Surveillance video and kiosk sales records showed that in the early hours of Nov. 23, 2018, Vanderpool returned to the Mount Pleasant Walmart alone driving a vehicle that appeared to be Killips’ car. He sold Killips’ cell phone at a kiosk in the store, and then returned to his friend’s home in Racine where he purchased more cocaine. Based on phone evidence, it appears he sold or traded the car, which was later recovered in Milwaukee.
He was arrested at a friend’s home in Milwaukee on Dec. 5 after a standoff with police. He stabbed himself during that standoff after first — during phone calls with police — asking them to give him cocaine before he surrendered.
According to testimony at trial, Vanderpool’s DNA was found on one of the knives found by Killip’s body, and on Killips’ body itself. Killips’ bank cards were found on Vanderpool when he was arrested, as were bloody socks, with laboratory tests showing the blood was from Killips.
Vanderpool testified that he and Killips had a platonic relationship. He testified that Killips had attempted to sexually assault him when they were at his apartment, and that in shock he grabbed a knife and slashed at him.
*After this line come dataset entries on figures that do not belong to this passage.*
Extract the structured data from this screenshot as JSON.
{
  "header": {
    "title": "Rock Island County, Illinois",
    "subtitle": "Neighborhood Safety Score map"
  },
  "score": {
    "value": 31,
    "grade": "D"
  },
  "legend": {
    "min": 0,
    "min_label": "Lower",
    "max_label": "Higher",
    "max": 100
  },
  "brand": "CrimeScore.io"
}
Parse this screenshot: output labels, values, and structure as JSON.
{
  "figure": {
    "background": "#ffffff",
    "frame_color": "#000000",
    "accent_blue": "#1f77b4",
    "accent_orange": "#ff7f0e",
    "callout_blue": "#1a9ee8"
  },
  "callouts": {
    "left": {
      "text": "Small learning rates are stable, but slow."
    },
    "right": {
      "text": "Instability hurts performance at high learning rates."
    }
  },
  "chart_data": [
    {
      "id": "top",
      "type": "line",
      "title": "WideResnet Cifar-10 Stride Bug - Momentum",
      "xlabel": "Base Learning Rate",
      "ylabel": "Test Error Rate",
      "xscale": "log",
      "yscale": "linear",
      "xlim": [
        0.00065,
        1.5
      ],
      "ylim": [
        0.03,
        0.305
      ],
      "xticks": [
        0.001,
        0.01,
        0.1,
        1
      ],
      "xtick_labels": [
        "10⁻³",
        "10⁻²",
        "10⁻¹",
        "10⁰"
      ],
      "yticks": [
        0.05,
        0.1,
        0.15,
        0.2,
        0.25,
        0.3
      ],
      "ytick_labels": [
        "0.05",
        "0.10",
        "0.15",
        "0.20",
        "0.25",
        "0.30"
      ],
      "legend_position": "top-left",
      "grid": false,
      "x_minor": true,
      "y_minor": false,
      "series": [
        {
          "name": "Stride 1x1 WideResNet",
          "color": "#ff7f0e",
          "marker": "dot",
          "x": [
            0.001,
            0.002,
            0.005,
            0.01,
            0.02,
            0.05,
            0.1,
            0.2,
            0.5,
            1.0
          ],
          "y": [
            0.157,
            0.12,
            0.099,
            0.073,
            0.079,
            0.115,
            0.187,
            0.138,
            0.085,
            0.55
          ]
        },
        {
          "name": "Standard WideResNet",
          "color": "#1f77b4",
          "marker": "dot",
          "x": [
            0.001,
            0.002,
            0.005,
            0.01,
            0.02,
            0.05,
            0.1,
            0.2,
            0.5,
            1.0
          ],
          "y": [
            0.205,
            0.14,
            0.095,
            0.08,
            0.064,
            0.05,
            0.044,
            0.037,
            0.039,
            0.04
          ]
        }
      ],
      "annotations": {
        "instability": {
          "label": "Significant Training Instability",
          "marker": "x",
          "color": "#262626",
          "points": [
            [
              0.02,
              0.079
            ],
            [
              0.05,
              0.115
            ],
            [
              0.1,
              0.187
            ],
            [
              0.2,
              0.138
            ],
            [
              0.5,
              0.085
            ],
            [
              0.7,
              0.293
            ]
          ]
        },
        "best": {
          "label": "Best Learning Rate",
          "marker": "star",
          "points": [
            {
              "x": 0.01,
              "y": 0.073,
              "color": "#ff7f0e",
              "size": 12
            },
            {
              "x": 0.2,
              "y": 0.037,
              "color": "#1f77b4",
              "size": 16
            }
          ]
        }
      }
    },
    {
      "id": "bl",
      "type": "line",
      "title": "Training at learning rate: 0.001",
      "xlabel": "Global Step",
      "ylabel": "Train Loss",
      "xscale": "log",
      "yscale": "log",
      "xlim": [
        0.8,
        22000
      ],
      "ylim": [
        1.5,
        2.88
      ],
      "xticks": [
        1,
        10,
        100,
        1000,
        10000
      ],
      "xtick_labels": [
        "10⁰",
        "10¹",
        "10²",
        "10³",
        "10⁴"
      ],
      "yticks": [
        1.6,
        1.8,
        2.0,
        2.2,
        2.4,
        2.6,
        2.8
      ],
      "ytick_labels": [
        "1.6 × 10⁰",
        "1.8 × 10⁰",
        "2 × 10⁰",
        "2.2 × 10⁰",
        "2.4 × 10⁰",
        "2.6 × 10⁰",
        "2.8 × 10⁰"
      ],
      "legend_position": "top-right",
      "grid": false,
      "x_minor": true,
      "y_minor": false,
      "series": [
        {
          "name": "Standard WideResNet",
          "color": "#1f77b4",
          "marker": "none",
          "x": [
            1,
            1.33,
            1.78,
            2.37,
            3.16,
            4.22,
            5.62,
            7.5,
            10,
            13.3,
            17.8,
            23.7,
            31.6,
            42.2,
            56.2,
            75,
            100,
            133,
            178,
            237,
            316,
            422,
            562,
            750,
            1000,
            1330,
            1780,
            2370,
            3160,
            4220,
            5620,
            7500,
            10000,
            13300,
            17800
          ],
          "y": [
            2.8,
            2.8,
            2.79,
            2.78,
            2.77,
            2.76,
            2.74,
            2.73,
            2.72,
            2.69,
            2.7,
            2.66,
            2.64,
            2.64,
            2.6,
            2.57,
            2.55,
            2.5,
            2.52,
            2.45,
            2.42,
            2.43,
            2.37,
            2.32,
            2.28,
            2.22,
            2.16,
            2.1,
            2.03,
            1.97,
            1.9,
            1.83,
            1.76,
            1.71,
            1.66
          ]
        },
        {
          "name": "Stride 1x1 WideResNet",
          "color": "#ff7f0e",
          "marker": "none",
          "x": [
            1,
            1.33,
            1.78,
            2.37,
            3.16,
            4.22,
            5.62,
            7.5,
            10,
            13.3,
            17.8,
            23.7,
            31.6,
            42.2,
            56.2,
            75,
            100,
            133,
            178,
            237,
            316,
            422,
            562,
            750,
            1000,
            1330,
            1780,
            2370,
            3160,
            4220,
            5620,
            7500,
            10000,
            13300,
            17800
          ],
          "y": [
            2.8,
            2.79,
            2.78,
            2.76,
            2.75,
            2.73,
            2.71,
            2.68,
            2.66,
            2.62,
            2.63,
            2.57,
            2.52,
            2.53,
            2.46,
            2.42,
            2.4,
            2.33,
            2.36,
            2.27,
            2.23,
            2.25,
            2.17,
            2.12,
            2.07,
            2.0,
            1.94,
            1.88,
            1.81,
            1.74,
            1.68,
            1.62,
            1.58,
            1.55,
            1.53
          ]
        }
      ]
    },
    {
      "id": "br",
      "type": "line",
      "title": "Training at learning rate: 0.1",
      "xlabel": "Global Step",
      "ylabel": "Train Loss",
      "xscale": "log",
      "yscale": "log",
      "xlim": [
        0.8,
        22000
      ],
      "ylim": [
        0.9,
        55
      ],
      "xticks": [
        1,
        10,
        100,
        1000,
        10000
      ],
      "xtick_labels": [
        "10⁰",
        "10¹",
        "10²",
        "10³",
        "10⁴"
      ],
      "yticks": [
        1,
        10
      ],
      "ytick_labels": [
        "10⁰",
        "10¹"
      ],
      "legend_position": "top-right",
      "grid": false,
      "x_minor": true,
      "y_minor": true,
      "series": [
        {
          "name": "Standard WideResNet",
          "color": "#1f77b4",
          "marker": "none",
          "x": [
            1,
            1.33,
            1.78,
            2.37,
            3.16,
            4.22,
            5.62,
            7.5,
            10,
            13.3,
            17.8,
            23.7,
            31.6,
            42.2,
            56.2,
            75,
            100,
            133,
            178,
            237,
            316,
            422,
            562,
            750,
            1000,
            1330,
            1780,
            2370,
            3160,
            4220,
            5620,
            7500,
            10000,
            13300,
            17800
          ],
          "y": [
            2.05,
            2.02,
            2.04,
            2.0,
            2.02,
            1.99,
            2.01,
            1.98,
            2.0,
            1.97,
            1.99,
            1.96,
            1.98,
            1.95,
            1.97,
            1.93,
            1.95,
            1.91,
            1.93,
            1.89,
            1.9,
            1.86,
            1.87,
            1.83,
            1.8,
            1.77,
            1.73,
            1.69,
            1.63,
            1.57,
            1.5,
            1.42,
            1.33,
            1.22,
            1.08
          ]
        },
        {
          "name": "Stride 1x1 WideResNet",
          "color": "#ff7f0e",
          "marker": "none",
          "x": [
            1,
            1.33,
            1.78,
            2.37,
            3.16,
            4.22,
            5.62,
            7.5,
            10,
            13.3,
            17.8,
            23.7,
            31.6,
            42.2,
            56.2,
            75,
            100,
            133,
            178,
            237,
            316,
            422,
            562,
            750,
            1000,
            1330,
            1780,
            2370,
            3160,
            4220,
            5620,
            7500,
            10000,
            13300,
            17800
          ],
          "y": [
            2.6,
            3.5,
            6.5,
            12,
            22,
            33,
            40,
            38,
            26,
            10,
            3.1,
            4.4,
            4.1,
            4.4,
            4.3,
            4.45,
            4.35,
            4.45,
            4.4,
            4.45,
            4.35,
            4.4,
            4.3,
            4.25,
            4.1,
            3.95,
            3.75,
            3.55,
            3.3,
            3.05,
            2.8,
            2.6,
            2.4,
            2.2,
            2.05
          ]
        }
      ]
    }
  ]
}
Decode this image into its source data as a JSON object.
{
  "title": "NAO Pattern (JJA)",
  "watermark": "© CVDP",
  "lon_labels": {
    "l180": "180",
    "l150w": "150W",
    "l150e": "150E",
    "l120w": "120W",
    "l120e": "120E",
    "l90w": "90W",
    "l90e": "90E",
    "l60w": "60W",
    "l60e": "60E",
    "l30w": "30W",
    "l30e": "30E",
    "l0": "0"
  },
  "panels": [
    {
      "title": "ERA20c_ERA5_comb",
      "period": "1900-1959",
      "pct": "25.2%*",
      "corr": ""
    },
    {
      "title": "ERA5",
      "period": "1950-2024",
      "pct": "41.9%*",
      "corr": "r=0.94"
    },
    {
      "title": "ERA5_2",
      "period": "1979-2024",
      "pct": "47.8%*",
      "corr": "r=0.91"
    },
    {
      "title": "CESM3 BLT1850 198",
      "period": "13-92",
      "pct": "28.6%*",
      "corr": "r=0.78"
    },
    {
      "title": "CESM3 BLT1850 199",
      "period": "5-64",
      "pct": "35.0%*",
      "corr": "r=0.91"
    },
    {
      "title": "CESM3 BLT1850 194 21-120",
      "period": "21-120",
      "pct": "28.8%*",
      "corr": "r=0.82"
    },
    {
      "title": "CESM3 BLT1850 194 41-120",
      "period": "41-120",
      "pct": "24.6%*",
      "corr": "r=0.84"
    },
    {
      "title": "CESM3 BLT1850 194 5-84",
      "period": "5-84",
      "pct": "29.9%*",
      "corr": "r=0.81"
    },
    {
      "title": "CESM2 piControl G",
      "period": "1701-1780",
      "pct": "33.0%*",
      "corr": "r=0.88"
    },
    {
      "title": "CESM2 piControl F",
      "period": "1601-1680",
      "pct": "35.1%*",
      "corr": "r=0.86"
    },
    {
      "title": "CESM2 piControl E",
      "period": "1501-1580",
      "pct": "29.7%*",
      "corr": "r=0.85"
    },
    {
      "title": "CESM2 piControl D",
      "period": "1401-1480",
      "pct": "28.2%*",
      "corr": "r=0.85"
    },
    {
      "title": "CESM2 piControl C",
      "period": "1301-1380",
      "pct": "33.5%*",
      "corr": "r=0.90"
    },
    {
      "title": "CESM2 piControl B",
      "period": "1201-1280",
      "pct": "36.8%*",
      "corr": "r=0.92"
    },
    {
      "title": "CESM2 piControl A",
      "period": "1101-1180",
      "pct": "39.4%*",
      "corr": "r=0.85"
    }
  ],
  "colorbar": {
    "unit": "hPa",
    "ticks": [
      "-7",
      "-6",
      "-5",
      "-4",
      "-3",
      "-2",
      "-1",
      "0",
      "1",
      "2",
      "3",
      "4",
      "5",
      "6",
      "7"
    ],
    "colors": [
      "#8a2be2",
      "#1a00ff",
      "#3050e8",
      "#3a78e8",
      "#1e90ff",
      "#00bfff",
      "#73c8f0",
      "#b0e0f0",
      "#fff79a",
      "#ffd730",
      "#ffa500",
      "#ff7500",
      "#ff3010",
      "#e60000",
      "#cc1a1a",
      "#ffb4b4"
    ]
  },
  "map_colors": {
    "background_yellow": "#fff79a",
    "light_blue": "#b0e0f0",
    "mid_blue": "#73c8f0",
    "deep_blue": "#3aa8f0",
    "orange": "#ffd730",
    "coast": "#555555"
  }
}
In her closing statement, defense attorney Kristyne Watson said prosecutors’ theory of the case did not make sense, saying that Vanderpool’s past history did not support the idea that he would have killed someone for a cell phone, and that the violence of the stabbing did not make sense for a robbery. “There were so many other options to get money for drugs in this case that don’t include murder,” she said.
“The only think that the evidence in this case shows is that Mr. Vanderpool had the intent to keep Mr. Killips from sexually assaulting him,” Watson argued.
Prosecutors called the story of the sexual assault “pure fiction.”
The jurors’ guilty verdict came after a four-day trial held at the Kenosha County Center in Bristol. The trial was held in the county center’s large meeting room because it allowed more social distancing than the courtrooms at the Kenosha County Courthouse in Downtown Kenosha.
Vanderpool is scheduled to be sentenced April 1. He faces a possible sentence of life in prison without the possibility of parole.